Le crisi internazionali e i vari fronti di guerra continuano a occupare uno spazio centrale nel dibattito pubblico, ma la percezione che ne hanno i cittadini europei si sta progressivamente spostando dalla paura militare a quella economica. In tutti i Paesi del campione intervistato per il Sole 24 Ore del Lunedì (Italia, Francia, Germania, Regno Unito e Danimarca), la quota di cittadini che associa la guerra a conseguenze economiche negative supera nettamente quella di chi teme un coinvolgimento militare diretto. Le crisi internazionali vengono collegate soprattutto all’aumento delle tasse, alla riduzione della spesa pubblica, al rallentamento dell’economia e alla perdita di stabilità finanziaria. È una paura meno spettacolare, ma più concreta, che si innesta in un contesto già segnato da inflazione, caro energia e incertezza diffusa.
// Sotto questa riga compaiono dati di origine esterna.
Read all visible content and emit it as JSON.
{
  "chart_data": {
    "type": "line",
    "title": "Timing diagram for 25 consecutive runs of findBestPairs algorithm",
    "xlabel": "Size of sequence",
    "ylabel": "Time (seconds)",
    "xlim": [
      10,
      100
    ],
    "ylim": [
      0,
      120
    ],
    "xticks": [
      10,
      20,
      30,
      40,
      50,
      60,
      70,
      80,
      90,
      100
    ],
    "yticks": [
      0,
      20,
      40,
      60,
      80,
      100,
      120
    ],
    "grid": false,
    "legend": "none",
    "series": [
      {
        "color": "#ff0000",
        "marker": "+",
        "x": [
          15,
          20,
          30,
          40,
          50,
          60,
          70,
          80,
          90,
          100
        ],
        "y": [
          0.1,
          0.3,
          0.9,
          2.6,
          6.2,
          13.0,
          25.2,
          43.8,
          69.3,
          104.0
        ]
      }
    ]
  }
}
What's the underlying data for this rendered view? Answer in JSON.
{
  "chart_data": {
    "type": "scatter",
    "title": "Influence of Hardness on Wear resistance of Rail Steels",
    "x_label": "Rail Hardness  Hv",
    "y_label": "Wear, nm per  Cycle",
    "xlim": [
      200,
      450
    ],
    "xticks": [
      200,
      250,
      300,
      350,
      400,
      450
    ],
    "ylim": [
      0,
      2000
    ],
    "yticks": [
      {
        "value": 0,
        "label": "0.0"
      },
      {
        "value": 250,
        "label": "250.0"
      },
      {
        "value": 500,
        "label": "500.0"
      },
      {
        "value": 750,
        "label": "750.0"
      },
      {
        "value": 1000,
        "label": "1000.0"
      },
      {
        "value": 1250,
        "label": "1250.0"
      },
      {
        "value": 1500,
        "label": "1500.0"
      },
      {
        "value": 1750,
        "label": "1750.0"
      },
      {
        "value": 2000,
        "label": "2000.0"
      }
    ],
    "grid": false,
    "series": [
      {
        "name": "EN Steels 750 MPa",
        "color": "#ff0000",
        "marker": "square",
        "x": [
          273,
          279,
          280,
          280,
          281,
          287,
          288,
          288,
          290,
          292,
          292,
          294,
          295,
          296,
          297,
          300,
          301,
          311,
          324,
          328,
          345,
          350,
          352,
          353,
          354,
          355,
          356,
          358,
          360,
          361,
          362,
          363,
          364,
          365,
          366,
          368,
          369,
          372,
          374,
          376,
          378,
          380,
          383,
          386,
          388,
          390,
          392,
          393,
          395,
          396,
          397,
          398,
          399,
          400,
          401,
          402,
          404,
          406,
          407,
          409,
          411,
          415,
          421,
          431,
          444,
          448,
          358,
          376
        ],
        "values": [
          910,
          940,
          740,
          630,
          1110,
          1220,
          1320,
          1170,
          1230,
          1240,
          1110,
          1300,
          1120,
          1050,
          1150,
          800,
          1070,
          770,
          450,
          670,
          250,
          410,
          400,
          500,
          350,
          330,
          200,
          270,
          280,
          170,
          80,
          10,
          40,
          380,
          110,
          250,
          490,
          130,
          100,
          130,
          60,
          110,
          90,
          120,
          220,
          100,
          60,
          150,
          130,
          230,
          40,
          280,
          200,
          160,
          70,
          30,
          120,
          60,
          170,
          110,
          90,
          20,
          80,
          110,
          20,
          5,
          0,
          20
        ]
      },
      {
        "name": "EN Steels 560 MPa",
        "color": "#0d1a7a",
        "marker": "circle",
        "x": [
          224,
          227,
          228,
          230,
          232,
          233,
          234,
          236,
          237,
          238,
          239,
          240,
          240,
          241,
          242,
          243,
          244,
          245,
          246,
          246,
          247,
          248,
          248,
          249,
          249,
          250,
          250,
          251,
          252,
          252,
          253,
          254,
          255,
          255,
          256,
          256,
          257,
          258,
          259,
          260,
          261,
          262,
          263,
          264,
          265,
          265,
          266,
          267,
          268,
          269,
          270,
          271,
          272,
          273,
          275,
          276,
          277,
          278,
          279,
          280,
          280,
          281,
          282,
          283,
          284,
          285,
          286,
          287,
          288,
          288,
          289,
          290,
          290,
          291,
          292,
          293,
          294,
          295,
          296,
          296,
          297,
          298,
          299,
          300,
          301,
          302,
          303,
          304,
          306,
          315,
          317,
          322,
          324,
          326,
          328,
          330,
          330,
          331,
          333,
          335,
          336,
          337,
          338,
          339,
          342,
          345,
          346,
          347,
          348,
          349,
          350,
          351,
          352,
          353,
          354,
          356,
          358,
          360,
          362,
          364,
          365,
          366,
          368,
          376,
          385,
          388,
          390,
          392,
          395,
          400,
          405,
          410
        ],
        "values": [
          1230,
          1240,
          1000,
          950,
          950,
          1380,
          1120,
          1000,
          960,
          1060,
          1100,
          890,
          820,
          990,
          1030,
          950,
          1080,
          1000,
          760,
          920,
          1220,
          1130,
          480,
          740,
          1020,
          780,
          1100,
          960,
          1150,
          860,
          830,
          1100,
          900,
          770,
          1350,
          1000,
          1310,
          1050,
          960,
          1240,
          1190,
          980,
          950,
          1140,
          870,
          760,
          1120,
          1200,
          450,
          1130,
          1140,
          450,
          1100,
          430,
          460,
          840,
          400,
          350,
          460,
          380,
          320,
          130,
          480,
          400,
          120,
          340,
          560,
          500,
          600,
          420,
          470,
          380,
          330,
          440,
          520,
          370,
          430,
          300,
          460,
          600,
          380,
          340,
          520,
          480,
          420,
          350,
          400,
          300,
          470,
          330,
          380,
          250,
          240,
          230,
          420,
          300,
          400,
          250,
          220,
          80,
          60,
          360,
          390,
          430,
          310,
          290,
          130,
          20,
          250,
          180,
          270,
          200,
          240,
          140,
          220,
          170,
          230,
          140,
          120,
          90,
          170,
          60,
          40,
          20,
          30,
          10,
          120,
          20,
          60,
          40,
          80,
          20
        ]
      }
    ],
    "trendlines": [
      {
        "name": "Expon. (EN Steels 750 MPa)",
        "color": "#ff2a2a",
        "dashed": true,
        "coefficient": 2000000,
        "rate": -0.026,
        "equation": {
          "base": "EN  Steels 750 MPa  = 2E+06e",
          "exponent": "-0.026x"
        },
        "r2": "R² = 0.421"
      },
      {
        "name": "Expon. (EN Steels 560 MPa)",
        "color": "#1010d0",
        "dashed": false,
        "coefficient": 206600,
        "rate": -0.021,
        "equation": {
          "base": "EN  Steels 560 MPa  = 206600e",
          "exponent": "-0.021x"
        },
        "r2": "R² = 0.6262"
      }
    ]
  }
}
I timori di Francia, Germania e Regno Unito

In Francia questa sensibilità assume una connotazione sociale particolarmente marcata. Le tensioni geopolitiche sono percepite come un elemento che riduce i margini di intervento dello Stato, mettendo sotto pressione il modello di welfare e aumentando il rischio di nuove fratture sociali. L’attenzione si concentra meno sugli scenari militari e più sulla capacità delle istituzioni di continuare a sostenere famiglie e imprese.